RTSP stream, effect of max-lateness + qos

Tim-Philipp Müller t.i.m at zen.co.uk
Sat May 13 09:23:10 UTC 2023


Hi,

> However setting _both_ max-lateness=-1 and qos=false does work. WIth
> this I can see the video stream even if there is a very noticeable
> delay.
> 
> I am trying to undestand how this works and I have some questions;
> hopefully someone can help.
> 
> 1. Why setting max-lateness=-1 alone is not enough? If I understand
> correctly this should make the sink consider that no frames are late,
> so it should not be sending qos events. Why is it necessary to
> combine max-lateness=-1 with qos=false ?
> 
> 2. What is the difference in practice between max-lateness=-1 +
> qos=false and sync=false? Both seem to achieve a similar effect, but
> I have read that "setting sync=false is almost never the right
> solution for timing problems".

There are multiple places where frames can potentially be dropped here:

a) at the videosink if "too late", and "max-lateness" controls what's
considered "too late".

b) at the videodecoder in response to QoS events from the sink (unless
disabled via the "qos" property on the decoder or sink)

c) at elements in between the videodecoder and the videosink, such as
e.g. videoconvert/scale in response to QoS events from the sink (unless
disabled via the "qos" property on the filter or sink) (you don't have
those here of course)

Qos events are always sent upstream, not only when a buffer is late
(but elements won't drop anything then of course if the buffer was on
time).

If you just set max-lateness=-1 on the sink you disable dropping of
frames that are late, so the videosink will show every frame that
arrives. However, it will then still send QoS events to upstream
telling the decoder/filter how late that buffer was, and if it's quite
a lot late then the decoder will try and skip some frames in order to
catch up. You've just moved the frame dropping from the sink (plus
decoder) to just the decoder. (I'm ignoring any filters in the middle
that might exist in other pipelines, although they might also drop
frames if they'd be way too late according to the last QoS event).

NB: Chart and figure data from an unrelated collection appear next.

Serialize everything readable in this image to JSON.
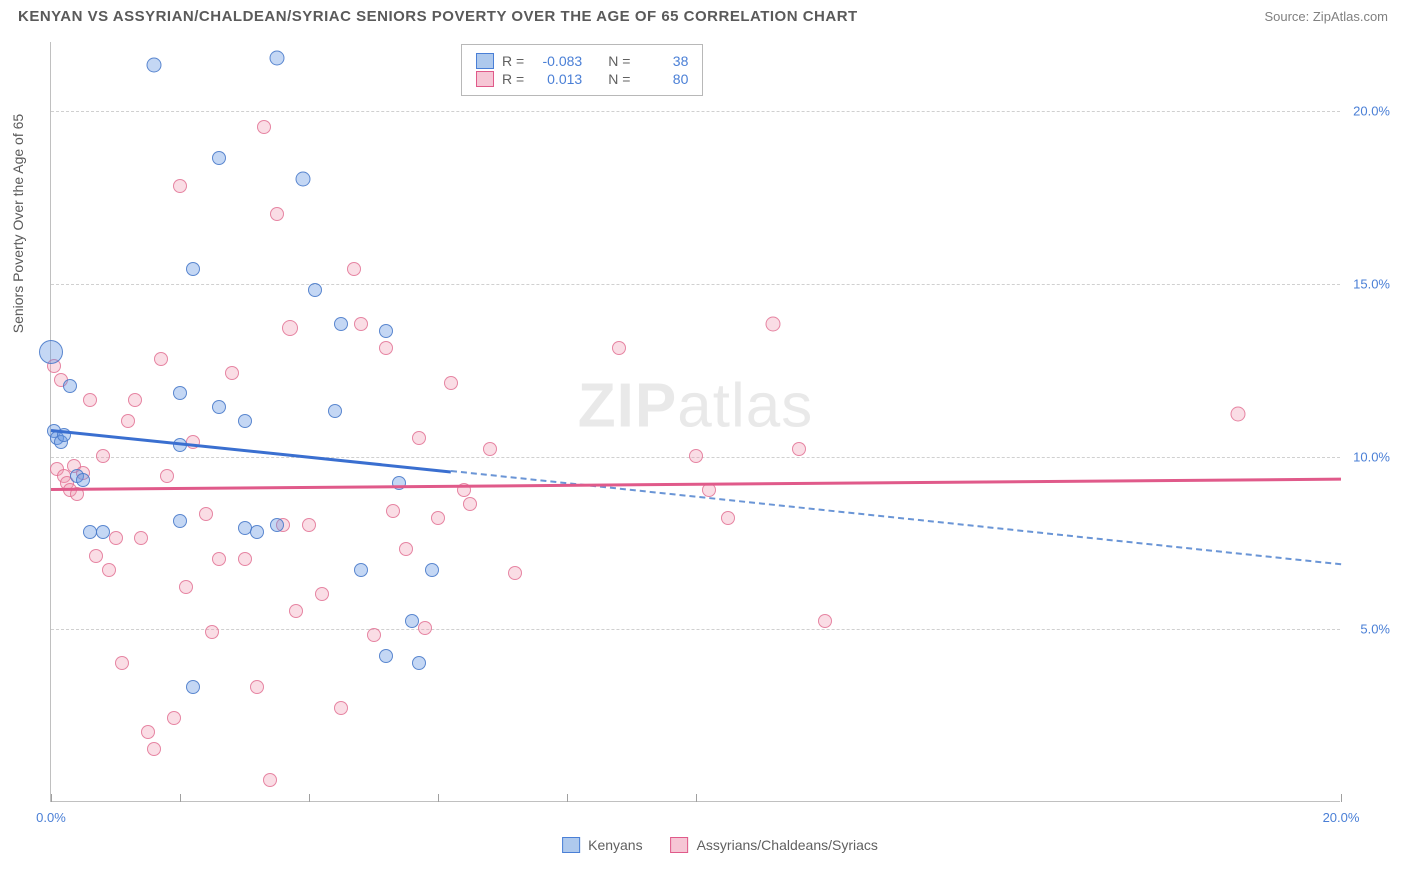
{
  "header": {
    "title": "KENYAN VS ASSYRIAN/CHALDEAN/SYRIAC SENIORS POVERTY OVER THE AGE OF 65 CORRELATION CHART",
    "source": "Source: ZipAtlas.com"
  },
  "chart": {
    "type": "scatter",
    "axis_title_y": "Seniors Poverty Over the Age of 65",
    "xlim": [
      0,
      20
    ],
    "ylim": [
      0,
      22
    ],
    "x_ticks": [
      0,
      2,
      4,
      6,
      8,
      10,
      20
    ],
    "x_tick_labels": {
      "0": "0.0%",
      "20": "20.0%"
    },
    "y_grid": [
      5,
      10,
      15,
      20
    ],
    "y_tick_labels": {
      "5": "5.0%",
      "10": "10.0%",
      "15": "15.0%",
      "20": "20.0%"
    },
    "background_color": "#ffffff",
    "grid_color": "#d0d0d0",
    "watermark": "ZIPatlas",
    "series": {
      "blue": {
        "label": "Kenyans",
        "fill": "rgba(100,150,225,0.38)",
        "stroke": "rgba(70,120,200,0.85)",
        "R": "-0.083",
        "N": "38",
        "reg_line": {
          "x1": 0,
          "y1": 10.8,
          "x2": 6.2,
          "y2": 9.6,
          "x3": 20,
          "y3": 6.9
        },
        "points": [
          [
            0.0,
            13.0,
            20
          ],
          [
            0.05,
            10.7,
            10
          ],
          [
            0.1,
            10.5,
            10
          ],
          [
            0.15,
            10.4,
            10
          ],
          [
            0.2,
            10.6,
            10
          ],
          [
            0.3,
            12.0,
            10
          ],
          [
            0.4,
            9.4,
            10
          ],
          [
            0.5,
            9.3,
            10
          ],
          [
            0.6,
            7.8,
            10
          ],
          [
            0.8,
            7.8,
            10
          ],
          [
            1.6,
            21.3,
            11
          ],
          [
            2.0,
            11.8,
            10
          ],
          [
            2.0,
            10.3,
            10
          ],
          [
            2.0,
            8.1,
            10
          ],
          [
            2.2,
            15.4,
            10
          ],
          [
            2.2,
            3.3,
            10
          ],
          [
            2.6,
            18.6,
            10
          ],
          [
            2.6,
            11.4,
            10
          ],
          [
            3.0,
            11.0,
            10
          ],
          [
            3.0,
            7.9,
            10
          ],
          [
            3.2,
            7.8,
            10
          ],
          [
            3.5,
            8.0,
            10
          ],
          [
            3.5,
            21.5,
            11
          ],
          [
            3.9,
            18.0,
            11
          ],
          [
            4.1,
            14.8,
            10
          ],
          [
            4.4,
            11.3,
            10
          ],
          [
            4.5,
            13.8,
            10
          ],
          [
            4.8,
            6.7,
            10
          ],
          [
            5.2,
            13.6,
            10
          ],
          [
            5.2,
            4.2,
            10
          ],
          [
            5.4,
            9.2,
            10
          ],
          [
            5.6,
            5.2,
            10
          ],
          [
            5.7,
            4.0,
            10
          ],
          [
            5.9,
            6.7,
            10
          ]
        ]
      },
      "pink": {
        "label": "Assyrians/Chaldeans/Syriacs",
        "fill": "rgba(240,150,175,0.32)",
        "stroke": "rgba(225,110,145,0.8)",
        "R": "0.013",
        "N": "80",
        "reg_line": {
          "x1": 0,
          "y1": 9.1,
          "x2": 20,
          "y2": 9.4
        },
        "points": [
          [
            0.05,
            12.6,
            10
          ],
          [
            0.1,
            9.6,
            10
          ],
          [
            0.15,
            12.2,
            10
          ],
          [
            0.2,
            9.4,
            10
          ],
          [
            0.25,
            9.2,
            10
          ],
          [
            0.3,
            9.0,
            10
          ],
          [
            0.35,
            9.7,
            10
          ],
          [
            0.4,
            8.9,
            10
          ],
          [
            0.5,
            9.5,
            10
          ],
          [
            0.6,
            11.6,
            10
          ],
          [
            0.7,
            7.1,
            10
          ],
          [
            0.8,
            10.0,
            10
          ],
          [
            0.9,
            6.7,
            10
          ],
          [
            1.0,
            7.6,
            10
          ],
          [
            1.1,
            4.0,
            10
          ],
          [
            1.2,
            11.0,
            10
          ],
          [
            1.3,
            11.6,
            10
          ],
          [
            1.4,
            7.6,
            10
          ],
          [
            1.5,
            2.0,
            10
          ],
          [
            1.6,
            1.5,
            10
          ],
          [
            1.7,
            12.8,
            10
          ],
          [
            1.8,
            9.4,
            10
          ],
          [
            1.9,
            2.4,
            10
          ],
          [
            2.0,
            17.8,
            10
          ],
          [
            2.1,
            6.2,
            10
          ],
          [
            2.2,
            10.4,
            10
          ],
          [
            2.4,
            8.3,
            10
          ],
          [
            2.5,
            4.9,
            10
          ],
          [
            2.6,
            7.0,
            10
          ],
          [
            2.8,
            12.4,
            10
          ],
          [
            3.0,
            7.0,
            10
          ],
          [
            3.2,
            3.3,
            10
          ],
          [
            3.3,
            19.5,
            10
          ],
          [
            3.4,
            0.6,
            10
          ],
          [
            3.5,
            17.0,
            10
          ],
          [
            3.6,
            8.0,
            10
          ],
          [
            3.7,
            13.7,
            12
          ],
          [
            3.8,
            5.5,
            10
          ],
          [
            4.0,
            8.0,
            10
          ],
          [
            4.2,
            6.0,
            10
          ],
          [
            4.5,
            2.7,
            10
          ],
          [
            4.7,
            15.4,
            10
          ],
          [
            4.8,
            13.8,
            10
          ],
          [
            5.0,
            4.8,
            10
          ],
          [
            5.2,
            13.1,
            10
          ],
          [
            5.3,
            8.4,
            10
          ],
          [
            5.5,
            7.3,
            10
          ],
          [
            5.7,
            10.5,
            10
          ],
          [
            5.8,
            5.0,
            10
          ],
          [
            6.0,
            8.2,
            10
          ],
          [
            6.2,
            12.1,
            10
          ],
          [
            6.4,
            9.0,
            10
          ],
          [
            6.5,
            8.6,
            10
          ],
          [
            6.8,
            10.2,
            10
          ],
          [
            7.2,
            6.6,
            10
          ],
          [
            8.8,
            13.1,
            10
          ],
          [
            10.0,
            10.0,
            10
          ],
          [
            10.2,
            9.0,
            10
          ],
          [
            10.5,
            8.2,
            10
          ],
          [
            11.2,
            13.8,
            11
          ],
          [
            11.6,
            10.2,
            10
          ],
          [
            12.0,
            5.2,
            10
          ],
          [
            18.4,
            11.2,
            11
          ]
        ]
      }
    }
  },
  "legend": {
    "r_label": "R =",
    "n_label": "N ="
  }
}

If you just set qos=false no the sink, the decoder/filters will never
skip frames in response to qos events, because no QoS events will be
sent upstream. The sink will still drop frames that are "too late",
because the max-lateness property is still set.

If you set both qos=false and max-lateness=-1 then you disable all
frame dropping, although then the decoder/sink will work slower than
realtime. It's similar to just setting sync=false on the sink. so at
some point there will be data before the decoder piling up that's not
being processed in time, and at some point that will then cause other
problems, e.g. if you receive via UDP the kernel-side UDP receive
buffers will run full and you'll lose packets causing audio/video
glitches. If you use TCP the sender might kick you out at some point if
you're not reading data any more.

If the performance is borderline you might get away with configuring
the decoder to skip some things, e.g. avdec_h264 skip-frame=1 would
skip B-frames (assuming there are B-frames in the first place which
might not be the case).

The only way to avoid the 'backpressure' problem is to make sure things
get dropped before or at the decoder, otherwise the decoder has to
process everything and won't keep up and will fall more and more behind
no matter what's happening after it.